Shutterstock / WAYHOME studio

“Myself and two of my good friends on the job went to a top floor apartment. I had met the strange guy about 2 weeks prior. He was approximately 50 years old, and I’d say about 5’10” max.

Anyway, we walked in front door of his flat, and the stench of death was unbelievably strong. There was blood filled human feces everywhere. We literally had to walk through it. He was in his bedroom slumped in a corner behind a door and fully clothed. In direct sunlight. Parts of his body had become one with the carpet, intertwined with his blood filled feces. His body has swollen up like a balloon due to his heating being at maximum, as well as having been in direct sunlight for at least 1 week.

The time came to move his body, we knew it was going to be very, very smelly. The undertakers moved him an inch, and I swear it sounded like a tidal wave as all the boils of puss and what not burst over his entire body. It poured onto the carpet, and myself and another guy made a run for the front door.

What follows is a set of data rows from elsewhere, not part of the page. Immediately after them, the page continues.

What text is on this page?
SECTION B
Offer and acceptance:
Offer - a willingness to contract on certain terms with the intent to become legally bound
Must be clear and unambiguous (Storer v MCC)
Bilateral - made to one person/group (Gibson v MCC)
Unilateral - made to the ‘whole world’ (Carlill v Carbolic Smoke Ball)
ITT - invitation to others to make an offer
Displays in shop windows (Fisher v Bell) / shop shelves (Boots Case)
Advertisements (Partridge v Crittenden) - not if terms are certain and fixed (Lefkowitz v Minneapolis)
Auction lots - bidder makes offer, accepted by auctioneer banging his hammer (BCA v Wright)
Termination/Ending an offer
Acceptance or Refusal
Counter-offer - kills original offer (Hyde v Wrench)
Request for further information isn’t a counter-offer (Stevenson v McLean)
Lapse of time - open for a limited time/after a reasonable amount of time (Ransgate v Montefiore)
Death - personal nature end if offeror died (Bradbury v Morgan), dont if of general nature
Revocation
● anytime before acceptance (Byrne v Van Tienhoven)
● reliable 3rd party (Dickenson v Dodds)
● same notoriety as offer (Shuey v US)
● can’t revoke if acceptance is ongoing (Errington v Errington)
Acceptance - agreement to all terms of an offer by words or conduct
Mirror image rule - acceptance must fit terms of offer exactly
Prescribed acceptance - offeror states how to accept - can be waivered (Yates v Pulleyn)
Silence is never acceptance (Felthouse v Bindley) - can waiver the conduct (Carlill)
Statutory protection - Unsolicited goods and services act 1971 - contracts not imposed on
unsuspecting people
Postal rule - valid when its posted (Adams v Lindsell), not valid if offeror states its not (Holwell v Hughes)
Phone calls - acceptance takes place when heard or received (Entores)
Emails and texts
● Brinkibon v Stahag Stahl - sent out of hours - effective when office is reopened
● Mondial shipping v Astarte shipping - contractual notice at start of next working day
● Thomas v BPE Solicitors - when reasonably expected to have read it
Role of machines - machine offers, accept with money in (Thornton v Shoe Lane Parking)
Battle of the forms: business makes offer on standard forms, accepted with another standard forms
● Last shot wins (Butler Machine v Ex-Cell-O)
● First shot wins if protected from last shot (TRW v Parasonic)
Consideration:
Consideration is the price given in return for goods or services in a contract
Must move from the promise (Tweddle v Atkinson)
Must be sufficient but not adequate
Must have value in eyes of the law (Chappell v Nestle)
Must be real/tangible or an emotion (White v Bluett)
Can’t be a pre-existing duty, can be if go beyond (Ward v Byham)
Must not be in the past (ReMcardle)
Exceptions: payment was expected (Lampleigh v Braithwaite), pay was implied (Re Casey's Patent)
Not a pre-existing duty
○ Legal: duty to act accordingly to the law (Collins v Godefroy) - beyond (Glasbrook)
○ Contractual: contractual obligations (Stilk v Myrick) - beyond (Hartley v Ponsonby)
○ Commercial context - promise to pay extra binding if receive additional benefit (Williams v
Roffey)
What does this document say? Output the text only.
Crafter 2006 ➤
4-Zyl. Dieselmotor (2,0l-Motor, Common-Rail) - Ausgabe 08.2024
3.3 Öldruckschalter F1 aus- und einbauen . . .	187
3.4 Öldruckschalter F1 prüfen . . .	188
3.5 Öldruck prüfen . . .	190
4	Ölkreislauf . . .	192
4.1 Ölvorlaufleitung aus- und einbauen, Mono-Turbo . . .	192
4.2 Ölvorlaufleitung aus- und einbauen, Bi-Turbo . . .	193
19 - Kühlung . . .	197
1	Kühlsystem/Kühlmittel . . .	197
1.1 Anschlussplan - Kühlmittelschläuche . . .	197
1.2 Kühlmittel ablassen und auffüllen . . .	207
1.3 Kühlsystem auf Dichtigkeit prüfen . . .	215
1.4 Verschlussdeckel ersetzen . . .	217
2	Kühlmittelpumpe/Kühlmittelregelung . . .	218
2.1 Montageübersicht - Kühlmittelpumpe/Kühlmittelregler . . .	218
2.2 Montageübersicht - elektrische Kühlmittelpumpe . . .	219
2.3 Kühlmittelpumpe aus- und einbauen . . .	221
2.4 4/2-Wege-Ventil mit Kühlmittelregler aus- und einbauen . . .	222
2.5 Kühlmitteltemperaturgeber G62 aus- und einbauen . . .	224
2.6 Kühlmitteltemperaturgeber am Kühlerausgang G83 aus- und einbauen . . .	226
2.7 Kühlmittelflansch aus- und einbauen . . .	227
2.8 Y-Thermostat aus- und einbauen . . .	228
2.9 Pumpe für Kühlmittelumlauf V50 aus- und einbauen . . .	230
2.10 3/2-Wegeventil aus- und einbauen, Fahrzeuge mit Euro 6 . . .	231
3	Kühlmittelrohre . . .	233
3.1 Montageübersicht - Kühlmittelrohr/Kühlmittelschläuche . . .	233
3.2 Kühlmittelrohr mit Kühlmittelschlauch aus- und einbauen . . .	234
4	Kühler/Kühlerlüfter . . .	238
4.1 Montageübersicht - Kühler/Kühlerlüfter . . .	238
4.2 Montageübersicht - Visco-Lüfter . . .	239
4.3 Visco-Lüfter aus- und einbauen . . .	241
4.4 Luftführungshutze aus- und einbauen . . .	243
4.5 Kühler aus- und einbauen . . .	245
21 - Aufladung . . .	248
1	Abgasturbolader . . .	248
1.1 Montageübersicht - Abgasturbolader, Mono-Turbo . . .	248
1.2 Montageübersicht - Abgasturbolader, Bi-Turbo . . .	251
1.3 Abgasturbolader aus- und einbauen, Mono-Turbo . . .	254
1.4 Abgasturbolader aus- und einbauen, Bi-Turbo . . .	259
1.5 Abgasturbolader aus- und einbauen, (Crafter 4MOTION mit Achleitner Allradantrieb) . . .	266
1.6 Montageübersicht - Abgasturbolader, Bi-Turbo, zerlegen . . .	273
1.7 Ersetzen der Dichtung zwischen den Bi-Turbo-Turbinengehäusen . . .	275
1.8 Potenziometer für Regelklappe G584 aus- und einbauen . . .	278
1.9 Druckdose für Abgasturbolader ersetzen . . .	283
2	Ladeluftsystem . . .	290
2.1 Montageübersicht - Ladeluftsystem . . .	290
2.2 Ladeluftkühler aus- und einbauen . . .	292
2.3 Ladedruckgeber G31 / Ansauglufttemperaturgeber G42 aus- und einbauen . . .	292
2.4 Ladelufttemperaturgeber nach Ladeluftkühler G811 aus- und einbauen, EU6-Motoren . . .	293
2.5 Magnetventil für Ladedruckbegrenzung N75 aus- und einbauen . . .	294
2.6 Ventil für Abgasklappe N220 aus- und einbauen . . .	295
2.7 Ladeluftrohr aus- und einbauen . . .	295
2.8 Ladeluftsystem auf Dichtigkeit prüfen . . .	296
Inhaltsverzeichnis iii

Sadly, one guy got stuck in the room with the body with this wave of rancid bodily fluid seeping through the carpet towards him. The stench in the hall was the most intense, deathly smell I’ve ever been subjected to. The guy in the room couldn’t even describe it.

To this day, I’ve had to peel a face off a table as well as move a male who had died covered in his own feces. Nothing however comes close to what we now refer to as a Gregory.”